Nasional / DKI Jakarta

Gerindra persilakan Erwin Aksa rayu PKS demi kursi Wagub DKI

Partai Gerindra DKI Jakarta mempersilakan pengusaha yang juga kader Partai Golkar Erwin Aksa melobi PKS jika berminat menjadi Wagub DKI.

Gerindra persilakan Erwin Aksa rayu PKS demi kursi Wagub DKI
Partai Gerindra DKI Jakarta mempersilakan pengusaha yang juga kader Partai Golkar Erwin Aksa melobi PKS jika berminat menjadi pendamping Anies Baswedan sebagai wakil Gubernur. / Facebook

Partai Gerindra DKI Jakarta mempersilakan pengusaha yang juga kader Partai Golkar Erwin Aksa melobi PKS jika berminat menjadi pendamping Anies Baswedan sebagai wakil Gubernur.

"Karena memang alurnya seperti itu. Nanti masukkan nama di-fit and proper test, tunggu hasilnya siapapun yang diputuskan kita akan tanda tangan antara Gerindra dan PKS," ujar Mohamad Taufik, Ketua DPD Partai Gerindra DKI kepada Alinea.id, Jumat (7/12).

Kemunculan nama Erwin Aksa memang cukup mengejutkan. Pasalnya, nama tersebut tampak ke permukaan saat proses pencarian Wagub DKI terhenti. Gerindra maupun PKS hingga kini belum dapat memastikan kapan proses uji kelayakan dan kepatutan (fit and proper test) untuk mencari sosok Wagub DKI dilaksanakan.

Termutakhir, Gerindra bersama PKS menjadwalkan pertemuan Rabu (5/12) lalu untuk memproses dua nama kader PKS, yakni mantan Wakil Wali Kota Bekasi, Ahmad Syaikhu, dan Sekretaris Umum Dewan Pimpinan Wilayah PKS DKI Jakarta, Agung Yulianto. Namun, pertemuan itu urung dilaksanakan karena pucuk pimpinan kedua partai sedang mengikuti bimbingan teknis di Semarang.

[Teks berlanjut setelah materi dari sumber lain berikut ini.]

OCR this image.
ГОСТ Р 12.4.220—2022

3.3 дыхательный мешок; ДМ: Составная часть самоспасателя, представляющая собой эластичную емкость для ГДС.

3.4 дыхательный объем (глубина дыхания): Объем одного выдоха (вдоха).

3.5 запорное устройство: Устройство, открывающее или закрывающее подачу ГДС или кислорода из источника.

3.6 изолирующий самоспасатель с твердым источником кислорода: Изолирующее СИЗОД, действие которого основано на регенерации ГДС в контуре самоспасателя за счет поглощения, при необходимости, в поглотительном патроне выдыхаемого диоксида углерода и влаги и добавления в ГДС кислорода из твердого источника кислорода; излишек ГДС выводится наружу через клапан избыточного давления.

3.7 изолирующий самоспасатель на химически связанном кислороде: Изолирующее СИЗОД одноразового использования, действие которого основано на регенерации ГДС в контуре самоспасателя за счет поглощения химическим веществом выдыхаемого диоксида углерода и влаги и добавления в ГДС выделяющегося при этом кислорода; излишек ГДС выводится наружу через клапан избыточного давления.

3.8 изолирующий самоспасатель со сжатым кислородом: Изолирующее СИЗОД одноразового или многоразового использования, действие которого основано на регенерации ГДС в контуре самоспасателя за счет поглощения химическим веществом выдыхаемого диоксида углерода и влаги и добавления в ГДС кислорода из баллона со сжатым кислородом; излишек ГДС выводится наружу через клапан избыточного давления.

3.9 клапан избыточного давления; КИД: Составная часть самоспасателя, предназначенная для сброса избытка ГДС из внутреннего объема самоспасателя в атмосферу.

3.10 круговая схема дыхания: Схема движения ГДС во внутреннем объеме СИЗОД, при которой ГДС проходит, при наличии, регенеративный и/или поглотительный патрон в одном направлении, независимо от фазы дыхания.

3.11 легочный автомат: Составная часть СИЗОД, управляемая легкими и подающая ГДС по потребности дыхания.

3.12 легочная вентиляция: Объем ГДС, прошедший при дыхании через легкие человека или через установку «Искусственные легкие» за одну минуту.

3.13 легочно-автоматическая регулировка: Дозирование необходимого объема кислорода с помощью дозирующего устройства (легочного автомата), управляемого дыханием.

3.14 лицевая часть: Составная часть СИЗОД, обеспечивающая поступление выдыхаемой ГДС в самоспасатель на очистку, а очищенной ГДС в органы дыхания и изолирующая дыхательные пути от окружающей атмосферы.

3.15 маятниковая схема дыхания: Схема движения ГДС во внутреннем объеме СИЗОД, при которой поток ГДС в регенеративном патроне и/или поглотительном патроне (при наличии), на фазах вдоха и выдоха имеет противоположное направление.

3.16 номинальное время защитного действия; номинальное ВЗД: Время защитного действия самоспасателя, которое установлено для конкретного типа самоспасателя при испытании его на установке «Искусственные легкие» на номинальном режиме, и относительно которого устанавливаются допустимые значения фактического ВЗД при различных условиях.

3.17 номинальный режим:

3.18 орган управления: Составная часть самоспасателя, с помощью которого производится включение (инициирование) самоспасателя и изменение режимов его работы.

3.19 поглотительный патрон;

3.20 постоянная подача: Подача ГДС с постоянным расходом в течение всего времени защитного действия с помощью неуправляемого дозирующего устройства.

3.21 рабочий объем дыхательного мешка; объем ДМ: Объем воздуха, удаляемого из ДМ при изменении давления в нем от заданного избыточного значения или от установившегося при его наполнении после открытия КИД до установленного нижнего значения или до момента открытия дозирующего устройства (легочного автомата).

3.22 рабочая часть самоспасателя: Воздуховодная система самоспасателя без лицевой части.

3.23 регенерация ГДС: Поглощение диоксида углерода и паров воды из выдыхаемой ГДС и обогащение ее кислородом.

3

Kini Taufik pun memastikan kembali bahwa kewenangan untuk memilih siapa sosok yang pantas menggantikan Sandiaga Uno tetap ada di tangan PKS. Menurutnya, PKS pun berwenang memasuki nama baru seperti Erwin Aksa ke dalam daftar peserta fit and proper test.

"Silakan PKS mengusulkan, mau ada Erwin Aksa, mau ada Saefullah (Sekda DKI) nanti keputusan ada di-fit and proper yang telah dibentuk bersama. Kalau dari Gerindra sudah menunjuk Siti Zuhro dan Syarif (untuk menjadi panitia)," ungkapnya.

Sementara itu, Ketua Dewan Syariah Wilayah (DSW) PKS DKI, Aburrahman Suhaimi terkejut dengan kemunculan nama Erwin Aksa. Saat dikonfirmasi dia mengakui kemunculan nama tersebut dari media massa, dan itu sangat tiba-tiba.

Ketua Fraksi PKS DPRD DKI Jakarta itu memastikan bahwa hingga saat ini nama yang akan didaftarkan untuk mengikuti uji kelayakan adalah Syaikhu dan Agung Yulianto.

"Sampai hari ini enggak ada (nama Erwin Aksa), kita taunya dari berita tiba-tiba muncul," ungkapnya.

Meski demikian Suhaimi tidak memastikan apakah pihaknya akan menolak Erwin Aksa atau tetap pada dua kadernya untuk dicalonkan sebagai Wagub DKI. Menurutnya urusan lobi-lobi tidak dapat diungkapkan secara instan dan mendadak. "Kalau-kalau itu nanti saja," tandasnya.